1. An epoxy resin composition containing an epoxy resin (A), a curing agent (B), and an imidazole adduct-type curing accelerator (C).
   The curing agent (B) has the following formula (B-1):
   

   

   
   [In the formula, R ¹ represents a hydrogen atom, a halogen atom, a methoxy group or a hydrocarbon group having 1 to 12 carbon atoms. ]
   Includes compound (B-1) represented by
   An epoxy resin composition having a chlorine content of 1600 mass ppm or less.
2. The epoxy resin composition according to claim 1, wherein the molar ratio of the phenolic hydroxyl group content to the epoxy group content in the epoxy resin composition is 0.20 to 0.75.
3. The epoxy resin composition according to claim 1 or 2, wherein the content of the imidazole adduct-type curing accelerator (C) is 1 part by mass or more and 50 parts by mass or less with respect to 100 parts by mass of the epoxy resin (A). ..

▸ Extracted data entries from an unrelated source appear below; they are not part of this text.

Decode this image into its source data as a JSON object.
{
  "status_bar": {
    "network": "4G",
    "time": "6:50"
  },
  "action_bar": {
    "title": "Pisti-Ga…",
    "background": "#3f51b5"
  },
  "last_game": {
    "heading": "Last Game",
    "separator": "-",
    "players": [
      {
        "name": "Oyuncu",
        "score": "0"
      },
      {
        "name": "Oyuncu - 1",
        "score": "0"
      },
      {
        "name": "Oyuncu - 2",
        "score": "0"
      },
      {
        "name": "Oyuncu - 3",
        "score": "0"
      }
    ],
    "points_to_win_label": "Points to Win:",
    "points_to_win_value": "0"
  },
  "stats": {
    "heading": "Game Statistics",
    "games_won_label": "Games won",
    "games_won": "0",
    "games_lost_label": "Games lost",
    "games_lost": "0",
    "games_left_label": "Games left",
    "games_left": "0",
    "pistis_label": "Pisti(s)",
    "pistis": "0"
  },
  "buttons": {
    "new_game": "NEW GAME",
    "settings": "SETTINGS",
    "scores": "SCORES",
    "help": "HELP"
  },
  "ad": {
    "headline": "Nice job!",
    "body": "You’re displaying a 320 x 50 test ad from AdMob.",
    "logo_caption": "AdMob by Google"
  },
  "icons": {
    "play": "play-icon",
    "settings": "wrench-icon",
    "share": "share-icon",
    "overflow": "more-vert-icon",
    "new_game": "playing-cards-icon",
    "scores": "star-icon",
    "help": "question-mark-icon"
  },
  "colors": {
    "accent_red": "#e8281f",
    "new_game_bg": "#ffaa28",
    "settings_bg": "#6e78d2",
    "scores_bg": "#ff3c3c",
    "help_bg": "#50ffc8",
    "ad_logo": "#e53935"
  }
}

4. The epoxy resin composition according to any one of claims 1 to 3, wherein the epoxy resin (A) contains an epoxy resin having two epoxy groups in the molecule.
5. The epoxy resin composition according to claim 4, wherein the epoxy resin (A) is composed of an epoxy resin having two epoxy groups in the molecule, and the chlorine content of the epoxy resin is 1700 mass ppm or less.
6. The cured product of the epoxy resin composition according to any one of claims 1 to 5.
7. A prepreg containing the epoxy resin composition and fiber according to any one of claims 1 to 5.
8. A composition containing a cured product and fibers of the epoxy resin composition according to any one of claims 1 to 5.